Vivimos obsesionados con no envejecer. Cremas antiarrugas, suplementos ‘antiaging’, tratamientos, ‘biohacking’ y cuanto consejo aparezca prometiendo mantenernos jóvenes eternamente. Pero hay una noticia: envejecer va a pasar. Y, en realidad, qué suerte que ocurra.
La conversación interesante no debería ser cómo evitar el envejecimiento, sino cómo queremos llegar a esos años. Ahí entra la longevidad. Porque longevidad no significa simplemente vivir hasta los 90 o 100 años. Significa intentar que la mayor cantidad posible de esos años transcurran con salud, autonomía, energía y capacidad para seguir haciendo las cosas que disfrutamos.
En ciencia se habla cada vez más de ‘healthspan’ —los años que vivimos con buena salud— en contraste con ‘lifespan’ —que simplemente describe cuántos años vivimos—. Porque llegar a los 95 suena maravilloso, pero la verdadera pregunta es: ¿cómo queremos llegar? Y aquí viene quizás la parte menos sexy de la longevidad: no existe un alimento, suplemento o rutina mágica que la garantice. La mayor parte de lo que podemos hacer hoy sigue estando en hábitos bastante básicos. Sí, esos que probablemente ya conoces, pero que a veces ignoramos buscando algo más sofisticado.

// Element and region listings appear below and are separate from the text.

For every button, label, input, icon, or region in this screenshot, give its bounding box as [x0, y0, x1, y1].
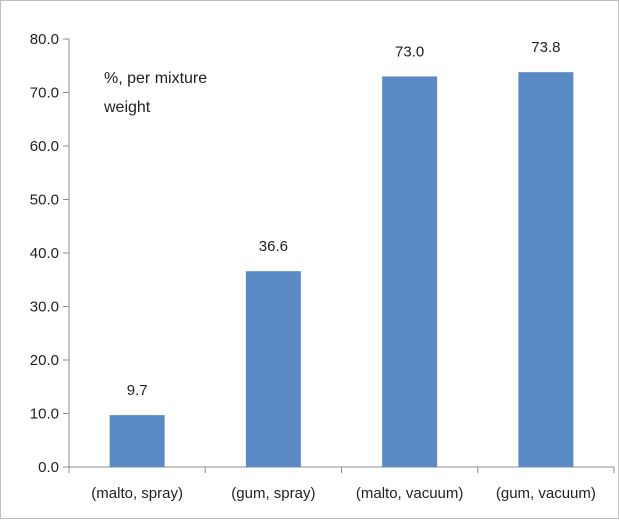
y-tick-label: 80.0: [30, 31, 59, 48]
x-category-label: (malto, vacuum): [356, 485, 464, 502]
annotation-line-2: weight: [103, 99, 151, 116]
data-labels: 9.7 36.6 73.0 73.8: [127, 39, 561, 399]
data-label: 73.0: [395, 43, 424, 60]
y-axis: 0.0 10.0 20.0 30.0 40.0 50.0 60.0 70.0 80.0: [30, 31, 70, 476]
data-label: 73.8: [531, 39, 560, 56]
x-category-label: (gum, vacuum): [496, 485, 596, 502]
y-tick-label: 10.0: [30, 406, 59, 423]
bar: [245, 271, 301, 467]
x-axis: (malto, spray) (gum, spray) (malto, vacuum…: [68, 466, 615, 502]
data-label: 36.6: [259, 238, 288, 255]
y-tick-label: 70.0: [30, 85, 59, 102]
y-tick-label: 0.0: [38, 459, 59, 476]
y-tick-label: 30.0: [30, 299, 59, 316]
x-category-label: (malto, spray): [91, 485, 183, 502]
bar: [382, 76, 438, 467]
y-tick-label: 40.0: [30, 245, 59, 262]
y-tick-label: 60.0: [30, 138, 59, 155]
annotation-line-1: %, per mixture: [104, 70, 207, 87]
y-tick-label: 50.0: [30, 192, 59, 209]
bars: [109, 72, 574, 468]
bar: [518, 72, 574, 468]
bar: [109, 415, 165, 467]
data-label: 9.7: [127, 382, 148, 399]
y-tick-label: 20.0: [30, 352, 59, 369]
x-category-label: (gum, spray): [231, 485, 315, 502]
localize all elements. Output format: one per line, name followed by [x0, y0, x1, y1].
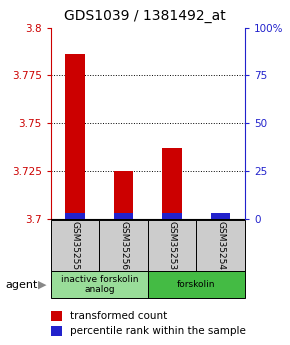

El primero es la alimentación. Una dieta orientada a la longevidad no necesita llamarse ‘antiaging’. Necesita aportar suficientes nutrientes. Verduras, frutas, legumbres, cereales integrales, frutos secos, pescado, grasas saludables y proteínas de calidad deberían aparecer con frecuencia. La fibra ayuda a cuidar la microbiota y la salud metabólica; las proteínas contribuyen a preservar el músculo; y los alimentos vegetales aportan vitaminas, minerales y compuestos como los polifenoles.
Y hablando de músculo: llegar fuerte importa. Con los años perdemos progresivamente masa muscular si no hacemos nada para conservarla. Por eso caminar es maravilloso, pero no suficiente. El entrenamiento de fuerza debería formar parte de cualquier estrategia de longevidad. Tener músculo favorece la sensibilidad a la insulina, protege los huesos y, sobre todo, ayuda a conservar algo que con los años se vuelve invaluable: independencia.
Después está el sueño. Dormir no es tiempo perdido. Durante la noche regulamos hormonas, consolidamos memoria, recuperamos tejidos y apoyamos funciones metabólicas e inmunológicas. Puedes comer perfecto y entrenar cinco veces por semana, pero si duermes cinco horas y vives agotado, falta una pieza importante del rompecabezas.
También necesitamos cuidar la salud metabólica antes de que aparezca una enfermedad. Presión arterial, glucosa, colesterol, composición corporal y controles médicos periódicos nos permiten detectar cambios temprano. Prevenir también es longevidad. Y aquí los chequeos anuales con biomarcadores son una pieza clave porque lo que no se puede medir no se puede mejorar. Finalmente, está algo que ninguna cápsula puede reemplazar: las relaciones, el propósito y la conexión. Mantener vínculos sociales, seguir aprendiendo, tener proyectos y sentir que nuestra vida tiene sentido también forman parte de un envejecimiento saludable.
Quizás necesitamos dejar de pensar en la longevidad como algo que resolveremos cuando seamos mayores. La salud de los 70 se empieza a construir mucho antes. Come para nutrirte. Entrena para conservar músculo. Duerme para recuperarte. Muévete todos los días. Haz tus chequeos. Cuida a tu gente y encuentra cosas que te den ganas de levantarte por la mañana. Porque vivir más puede ser el objetivo. Pero tener un cuerpo y una mente que te permitan disfrutar esos años es el verdadero logro.